Offering core banking products with add-on products is a way Revolut can set itself apart in a market where digital-only banking startups closely resemble one another and incumbents try to copy them. The layering of third-party services on top of a core banking product allows for multiple revenue streams as the company grows its product offerings and expands to other markets, with the U.S. in its sights later this year. It’s also letting customers hold cryptocurrencies. In December, it started to let customers buy, sell, trade and hold three cryptocurrencies (bitcoin, ethereum, and litecoin) within the platform alongside 25 fiat currencies. The company didn’t say how many of its customers hold cryptocurrencies.

“[Digital banks] need something to differentiate, especially in more developed North American markets,” said Mark Atherton, group vice president of financial services at Oracle. “The heart of banking is lending, and if you can get into lending or other profitable products like insurance and able to do that with a very low cost infrastructure, then you’re able to offer fees and products the biggest banks can’t.”
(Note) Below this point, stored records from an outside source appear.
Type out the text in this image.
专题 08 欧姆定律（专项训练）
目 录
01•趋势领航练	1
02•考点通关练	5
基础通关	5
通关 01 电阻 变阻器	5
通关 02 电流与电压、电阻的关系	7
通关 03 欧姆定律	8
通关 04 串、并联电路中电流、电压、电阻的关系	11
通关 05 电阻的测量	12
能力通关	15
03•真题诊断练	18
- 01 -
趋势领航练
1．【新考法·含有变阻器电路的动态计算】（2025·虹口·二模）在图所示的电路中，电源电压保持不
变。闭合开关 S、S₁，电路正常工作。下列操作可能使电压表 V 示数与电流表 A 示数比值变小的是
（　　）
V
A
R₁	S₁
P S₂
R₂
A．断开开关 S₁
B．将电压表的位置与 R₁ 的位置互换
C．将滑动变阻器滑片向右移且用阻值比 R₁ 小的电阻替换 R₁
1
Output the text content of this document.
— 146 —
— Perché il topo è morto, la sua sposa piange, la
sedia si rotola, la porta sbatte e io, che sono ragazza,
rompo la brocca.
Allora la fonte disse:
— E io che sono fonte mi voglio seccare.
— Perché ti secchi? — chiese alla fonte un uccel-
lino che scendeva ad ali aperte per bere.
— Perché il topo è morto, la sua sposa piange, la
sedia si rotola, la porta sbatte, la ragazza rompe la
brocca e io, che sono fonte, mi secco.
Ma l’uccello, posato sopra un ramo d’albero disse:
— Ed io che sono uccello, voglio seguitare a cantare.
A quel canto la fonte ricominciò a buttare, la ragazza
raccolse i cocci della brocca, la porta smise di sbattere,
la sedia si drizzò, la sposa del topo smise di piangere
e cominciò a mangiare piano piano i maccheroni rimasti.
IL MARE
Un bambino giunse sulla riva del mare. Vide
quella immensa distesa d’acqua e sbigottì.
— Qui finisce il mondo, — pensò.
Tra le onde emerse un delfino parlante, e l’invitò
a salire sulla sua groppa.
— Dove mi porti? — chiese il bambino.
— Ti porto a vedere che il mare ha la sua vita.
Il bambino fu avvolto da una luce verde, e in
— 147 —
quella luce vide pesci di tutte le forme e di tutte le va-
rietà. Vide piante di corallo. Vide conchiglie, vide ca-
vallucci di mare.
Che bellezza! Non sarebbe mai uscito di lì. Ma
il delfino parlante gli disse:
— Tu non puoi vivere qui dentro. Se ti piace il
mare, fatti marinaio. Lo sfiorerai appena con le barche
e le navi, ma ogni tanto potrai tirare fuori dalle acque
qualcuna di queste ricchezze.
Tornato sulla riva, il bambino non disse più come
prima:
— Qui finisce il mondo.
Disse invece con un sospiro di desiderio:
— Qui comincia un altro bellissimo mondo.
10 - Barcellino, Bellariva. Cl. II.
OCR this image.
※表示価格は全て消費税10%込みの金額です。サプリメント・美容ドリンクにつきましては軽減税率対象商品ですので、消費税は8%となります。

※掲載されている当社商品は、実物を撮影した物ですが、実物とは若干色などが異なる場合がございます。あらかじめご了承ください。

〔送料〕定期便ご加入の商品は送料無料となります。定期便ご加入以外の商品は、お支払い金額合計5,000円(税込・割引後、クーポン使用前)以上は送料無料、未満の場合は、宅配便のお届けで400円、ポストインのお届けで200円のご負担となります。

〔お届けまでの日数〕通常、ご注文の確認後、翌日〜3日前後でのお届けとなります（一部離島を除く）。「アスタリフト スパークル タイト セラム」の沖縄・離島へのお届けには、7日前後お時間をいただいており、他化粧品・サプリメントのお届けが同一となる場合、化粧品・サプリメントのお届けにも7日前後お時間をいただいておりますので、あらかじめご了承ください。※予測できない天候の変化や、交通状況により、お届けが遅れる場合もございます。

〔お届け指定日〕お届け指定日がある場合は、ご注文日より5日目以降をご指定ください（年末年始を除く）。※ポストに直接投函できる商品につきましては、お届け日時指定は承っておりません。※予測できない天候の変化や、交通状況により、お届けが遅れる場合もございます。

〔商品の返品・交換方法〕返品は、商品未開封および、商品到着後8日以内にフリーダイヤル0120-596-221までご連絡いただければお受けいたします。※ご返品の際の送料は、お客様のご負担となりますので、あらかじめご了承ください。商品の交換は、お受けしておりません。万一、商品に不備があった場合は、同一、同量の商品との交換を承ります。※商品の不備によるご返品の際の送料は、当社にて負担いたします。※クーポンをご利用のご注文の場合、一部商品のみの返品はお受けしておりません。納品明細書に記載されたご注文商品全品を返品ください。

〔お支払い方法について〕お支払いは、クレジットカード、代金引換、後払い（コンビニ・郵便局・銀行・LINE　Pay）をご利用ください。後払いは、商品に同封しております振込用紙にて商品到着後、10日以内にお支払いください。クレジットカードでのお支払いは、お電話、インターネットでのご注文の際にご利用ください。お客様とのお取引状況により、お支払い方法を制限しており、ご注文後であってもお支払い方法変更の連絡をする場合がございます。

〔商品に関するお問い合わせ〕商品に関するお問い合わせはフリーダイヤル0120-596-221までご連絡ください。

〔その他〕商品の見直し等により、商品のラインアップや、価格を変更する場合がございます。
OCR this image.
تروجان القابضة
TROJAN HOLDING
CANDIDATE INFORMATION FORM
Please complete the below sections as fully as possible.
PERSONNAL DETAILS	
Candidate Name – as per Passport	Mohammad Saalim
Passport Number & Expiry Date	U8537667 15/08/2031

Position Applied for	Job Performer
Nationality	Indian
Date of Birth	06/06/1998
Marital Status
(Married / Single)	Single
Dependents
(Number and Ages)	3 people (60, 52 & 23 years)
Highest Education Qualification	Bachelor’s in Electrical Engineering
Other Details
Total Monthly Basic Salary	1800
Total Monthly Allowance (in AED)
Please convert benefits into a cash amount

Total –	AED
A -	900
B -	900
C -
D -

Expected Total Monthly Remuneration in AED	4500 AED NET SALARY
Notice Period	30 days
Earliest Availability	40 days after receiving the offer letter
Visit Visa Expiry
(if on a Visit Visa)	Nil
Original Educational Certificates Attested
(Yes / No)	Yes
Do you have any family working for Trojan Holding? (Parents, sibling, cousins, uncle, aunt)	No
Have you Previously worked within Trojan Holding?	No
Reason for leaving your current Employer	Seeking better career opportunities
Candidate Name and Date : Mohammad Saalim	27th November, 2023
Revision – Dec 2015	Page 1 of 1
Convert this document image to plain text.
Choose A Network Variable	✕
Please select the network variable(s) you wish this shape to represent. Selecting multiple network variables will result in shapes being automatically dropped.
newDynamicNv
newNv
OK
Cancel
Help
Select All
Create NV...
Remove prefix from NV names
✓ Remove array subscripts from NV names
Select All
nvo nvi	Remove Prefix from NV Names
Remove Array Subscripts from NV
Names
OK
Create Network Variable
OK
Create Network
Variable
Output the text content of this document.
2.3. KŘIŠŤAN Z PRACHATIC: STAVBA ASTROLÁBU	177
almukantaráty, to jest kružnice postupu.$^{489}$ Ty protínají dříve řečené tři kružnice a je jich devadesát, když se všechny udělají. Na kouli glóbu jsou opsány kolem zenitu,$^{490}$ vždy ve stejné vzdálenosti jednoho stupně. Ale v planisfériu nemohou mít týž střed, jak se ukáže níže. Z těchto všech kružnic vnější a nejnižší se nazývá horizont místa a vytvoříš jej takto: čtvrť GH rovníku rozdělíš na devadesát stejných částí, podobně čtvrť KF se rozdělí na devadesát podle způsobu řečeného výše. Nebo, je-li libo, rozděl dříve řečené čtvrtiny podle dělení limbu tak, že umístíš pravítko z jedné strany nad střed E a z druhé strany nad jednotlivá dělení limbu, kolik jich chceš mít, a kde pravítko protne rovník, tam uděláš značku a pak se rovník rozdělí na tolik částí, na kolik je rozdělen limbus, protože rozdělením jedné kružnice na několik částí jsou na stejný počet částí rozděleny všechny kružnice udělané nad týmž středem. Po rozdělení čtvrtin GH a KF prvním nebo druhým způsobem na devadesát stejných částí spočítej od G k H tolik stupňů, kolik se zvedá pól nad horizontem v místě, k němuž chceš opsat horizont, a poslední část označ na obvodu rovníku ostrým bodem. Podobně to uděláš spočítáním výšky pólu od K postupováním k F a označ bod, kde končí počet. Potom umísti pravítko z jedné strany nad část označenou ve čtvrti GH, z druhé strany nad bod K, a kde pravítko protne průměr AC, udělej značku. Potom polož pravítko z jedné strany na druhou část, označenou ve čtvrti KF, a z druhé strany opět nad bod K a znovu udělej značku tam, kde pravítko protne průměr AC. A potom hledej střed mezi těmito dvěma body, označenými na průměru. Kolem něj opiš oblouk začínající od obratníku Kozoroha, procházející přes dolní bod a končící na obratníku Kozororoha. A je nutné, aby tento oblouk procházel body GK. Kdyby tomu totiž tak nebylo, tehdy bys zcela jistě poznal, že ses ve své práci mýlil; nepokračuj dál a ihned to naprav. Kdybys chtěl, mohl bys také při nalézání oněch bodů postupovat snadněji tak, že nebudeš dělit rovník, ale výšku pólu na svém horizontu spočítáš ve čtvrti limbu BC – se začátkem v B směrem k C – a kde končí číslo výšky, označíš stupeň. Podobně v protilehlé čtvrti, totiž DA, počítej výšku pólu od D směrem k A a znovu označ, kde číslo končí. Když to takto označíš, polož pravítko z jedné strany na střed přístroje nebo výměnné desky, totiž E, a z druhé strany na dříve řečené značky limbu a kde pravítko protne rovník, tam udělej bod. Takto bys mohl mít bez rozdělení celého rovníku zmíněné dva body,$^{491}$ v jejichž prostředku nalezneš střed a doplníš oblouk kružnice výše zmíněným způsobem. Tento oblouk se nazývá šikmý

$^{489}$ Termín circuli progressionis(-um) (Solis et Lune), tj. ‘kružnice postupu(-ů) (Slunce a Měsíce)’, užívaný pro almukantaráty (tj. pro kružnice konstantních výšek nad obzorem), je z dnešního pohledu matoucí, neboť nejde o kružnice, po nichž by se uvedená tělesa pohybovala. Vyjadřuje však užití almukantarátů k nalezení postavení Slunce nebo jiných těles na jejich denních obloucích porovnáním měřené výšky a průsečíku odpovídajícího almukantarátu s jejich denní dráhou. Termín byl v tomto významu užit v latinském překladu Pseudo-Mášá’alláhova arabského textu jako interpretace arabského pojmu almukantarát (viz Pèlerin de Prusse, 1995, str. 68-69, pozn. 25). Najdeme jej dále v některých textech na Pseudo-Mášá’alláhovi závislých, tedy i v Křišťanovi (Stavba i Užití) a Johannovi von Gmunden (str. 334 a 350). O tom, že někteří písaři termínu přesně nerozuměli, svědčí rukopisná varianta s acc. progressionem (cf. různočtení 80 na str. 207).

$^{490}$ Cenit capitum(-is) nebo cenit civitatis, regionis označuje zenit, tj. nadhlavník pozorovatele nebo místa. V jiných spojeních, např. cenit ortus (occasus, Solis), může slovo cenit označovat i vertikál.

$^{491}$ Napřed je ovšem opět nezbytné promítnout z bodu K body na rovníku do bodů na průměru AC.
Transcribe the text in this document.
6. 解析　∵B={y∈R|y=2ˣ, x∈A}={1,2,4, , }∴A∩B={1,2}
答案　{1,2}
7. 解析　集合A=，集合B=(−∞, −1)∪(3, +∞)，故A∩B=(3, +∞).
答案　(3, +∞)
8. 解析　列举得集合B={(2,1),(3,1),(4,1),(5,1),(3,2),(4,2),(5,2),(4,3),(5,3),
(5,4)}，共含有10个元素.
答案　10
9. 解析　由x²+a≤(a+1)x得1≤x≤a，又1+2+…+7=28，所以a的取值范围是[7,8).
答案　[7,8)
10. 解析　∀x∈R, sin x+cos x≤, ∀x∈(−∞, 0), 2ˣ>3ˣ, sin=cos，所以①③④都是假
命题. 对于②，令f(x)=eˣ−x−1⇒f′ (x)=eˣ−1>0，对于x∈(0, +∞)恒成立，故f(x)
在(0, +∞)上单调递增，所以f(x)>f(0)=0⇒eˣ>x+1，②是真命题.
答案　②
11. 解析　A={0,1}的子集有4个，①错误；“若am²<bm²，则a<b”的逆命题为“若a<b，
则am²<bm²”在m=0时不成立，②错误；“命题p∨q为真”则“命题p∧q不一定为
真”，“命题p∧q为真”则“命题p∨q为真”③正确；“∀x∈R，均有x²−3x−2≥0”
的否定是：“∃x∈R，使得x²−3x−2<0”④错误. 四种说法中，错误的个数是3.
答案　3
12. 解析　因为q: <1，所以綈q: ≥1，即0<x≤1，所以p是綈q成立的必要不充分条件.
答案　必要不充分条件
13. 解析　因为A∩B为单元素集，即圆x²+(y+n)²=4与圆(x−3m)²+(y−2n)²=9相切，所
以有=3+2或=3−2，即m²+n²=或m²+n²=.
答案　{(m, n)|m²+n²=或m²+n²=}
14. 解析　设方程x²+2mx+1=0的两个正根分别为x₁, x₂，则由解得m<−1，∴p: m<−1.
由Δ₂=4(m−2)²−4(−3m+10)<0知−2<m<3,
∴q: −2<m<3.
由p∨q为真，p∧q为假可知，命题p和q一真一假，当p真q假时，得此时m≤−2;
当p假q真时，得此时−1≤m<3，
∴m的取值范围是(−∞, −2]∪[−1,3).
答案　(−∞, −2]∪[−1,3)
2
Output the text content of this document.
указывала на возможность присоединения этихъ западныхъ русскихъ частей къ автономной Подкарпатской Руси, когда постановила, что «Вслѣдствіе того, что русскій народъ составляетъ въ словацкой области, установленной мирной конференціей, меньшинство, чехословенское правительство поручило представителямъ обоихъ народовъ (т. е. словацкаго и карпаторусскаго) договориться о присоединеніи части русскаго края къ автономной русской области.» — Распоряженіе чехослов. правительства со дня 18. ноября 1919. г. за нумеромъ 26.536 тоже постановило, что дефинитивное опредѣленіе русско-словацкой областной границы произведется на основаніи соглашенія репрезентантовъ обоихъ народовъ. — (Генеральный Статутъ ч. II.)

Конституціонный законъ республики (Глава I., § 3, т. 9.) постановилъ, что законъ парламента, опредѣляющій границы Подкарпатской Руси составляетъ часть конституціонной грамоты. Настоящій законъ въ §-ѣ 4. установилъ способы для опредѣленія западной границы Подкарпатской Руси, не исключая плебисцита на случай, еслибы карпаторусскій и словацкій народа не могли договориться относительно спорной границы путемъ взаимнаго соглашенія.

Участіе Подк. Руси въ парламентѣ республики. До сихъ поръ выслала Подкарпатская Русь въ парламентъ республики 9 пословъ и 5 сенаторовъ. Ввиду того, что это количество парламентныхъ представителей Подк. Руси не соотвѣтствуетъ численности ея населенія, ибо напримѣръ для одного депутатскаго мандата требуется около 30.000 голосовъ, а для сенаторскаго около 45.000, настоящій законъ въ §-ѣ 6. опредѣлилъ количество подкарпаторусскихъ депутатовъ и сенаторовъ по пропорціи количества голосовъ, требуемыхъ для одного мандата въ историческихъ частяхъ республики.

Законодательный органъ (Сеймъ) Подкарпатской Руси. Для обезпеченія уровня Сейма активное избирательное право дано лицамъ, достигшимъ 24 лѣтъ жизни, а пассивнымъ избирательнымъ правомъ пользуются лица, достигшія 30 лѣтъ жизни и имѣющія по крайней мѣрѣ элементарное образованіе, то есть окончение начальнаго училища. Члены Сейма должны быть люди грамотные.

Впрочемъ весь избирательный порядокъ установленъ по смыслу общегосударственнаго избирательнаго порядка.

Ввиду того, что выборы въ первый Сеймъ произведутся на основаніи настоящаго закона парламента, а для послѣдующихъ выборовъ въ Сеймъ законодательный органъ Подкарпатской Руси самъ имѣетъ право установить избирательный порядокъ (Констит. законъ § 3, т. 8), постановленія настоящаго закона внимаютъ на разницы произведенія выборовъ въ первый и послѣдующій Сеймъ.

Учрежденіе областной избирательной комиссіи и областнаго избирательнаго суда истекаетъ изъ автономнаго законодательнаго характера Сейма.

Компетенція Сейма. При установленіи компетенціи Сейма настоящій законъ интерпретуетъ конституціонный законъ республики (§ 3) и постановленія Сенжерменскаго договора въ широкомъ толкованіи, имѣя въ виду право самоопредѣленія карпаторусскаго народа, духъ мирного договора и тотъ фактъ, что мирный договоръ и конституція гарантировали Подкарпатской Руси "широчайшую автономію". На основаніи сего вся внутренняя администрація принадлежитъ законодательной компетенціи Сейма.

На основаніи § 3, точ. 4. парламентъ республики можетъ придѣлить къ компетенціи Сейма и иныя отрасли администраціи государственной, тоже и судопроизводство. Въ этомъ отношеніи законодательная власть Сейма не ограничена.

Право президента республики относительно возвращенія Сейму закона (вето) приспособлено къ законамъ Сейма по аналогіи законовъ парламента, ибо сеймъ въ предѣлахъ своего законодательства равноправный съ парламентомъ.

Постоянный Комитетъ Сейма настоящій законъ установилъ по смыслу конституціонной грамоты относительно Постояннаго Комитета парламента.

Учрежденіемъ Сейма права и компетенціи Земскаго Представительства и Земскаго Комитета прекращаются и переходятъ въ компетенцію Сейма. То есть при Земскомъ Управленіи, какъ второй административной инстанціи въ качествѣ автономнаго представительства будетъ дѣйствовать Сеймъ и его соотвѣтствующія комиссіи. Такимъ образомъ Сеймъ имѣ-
Revolut said it can offer cut-price fees due to lower overhead costs. Its fee structure is transparent — a fresh counterpoint to many banks. It’s based on a “freemium” model, with a free basic account whose customers can opt to pay for add-on services, and a premium tier that costs just under $10 per month that offers unlimited currency transfers, free travel insurance and other promotions.

revolut-fees
Revolut fees (Source: Revolut)

Revolut’s free offering can draw in new customers, who could be enticed to move to the premium service — a powerful lead generation technique. The startup’s premium offering resembles an Amazon Prime-style checking account model, which is a subscription-based checking account that includes services like insurance, identity theft protection, roadside assistance and product discounts for a modest (under $10) fee. A recent Cornerstone Advisors report concluded that customers are willing to pay an account fee if they feel they’re getting value from the add-on services, and customers with fee-based accounts are more likely to refer friends and family.

“Why would consumers show more interest in a fee-based account from Amazon than a free account? One reason is surely the value-added services bundled in,” the report says. But there’s another reason: consumers have learned (the hard way) that a free checking account isn’t really free.

Screen Shot 2018-02-28 at 4.25.12 PM
Source: Cornerstone Advisors

Revolut’s focus has been on growth rather than profitability, Westgarth said.

Its product diversification strtegy is a way to keep customers engaged in its ecosystem, and to generate referrals. The company said it has minimal marketing spend and its plan is to continually evolve the product to customers’ expectations. In a tight challenger bank space, a digital-only bank that doesn’t offer opportunities to cross sell doesn’t have much hope of survival.

There’s definitely going to be consolidation [among digital-only banks],” Atherton said. “The issue is customer capture — how are you going to do something different and leverage your better economic model?”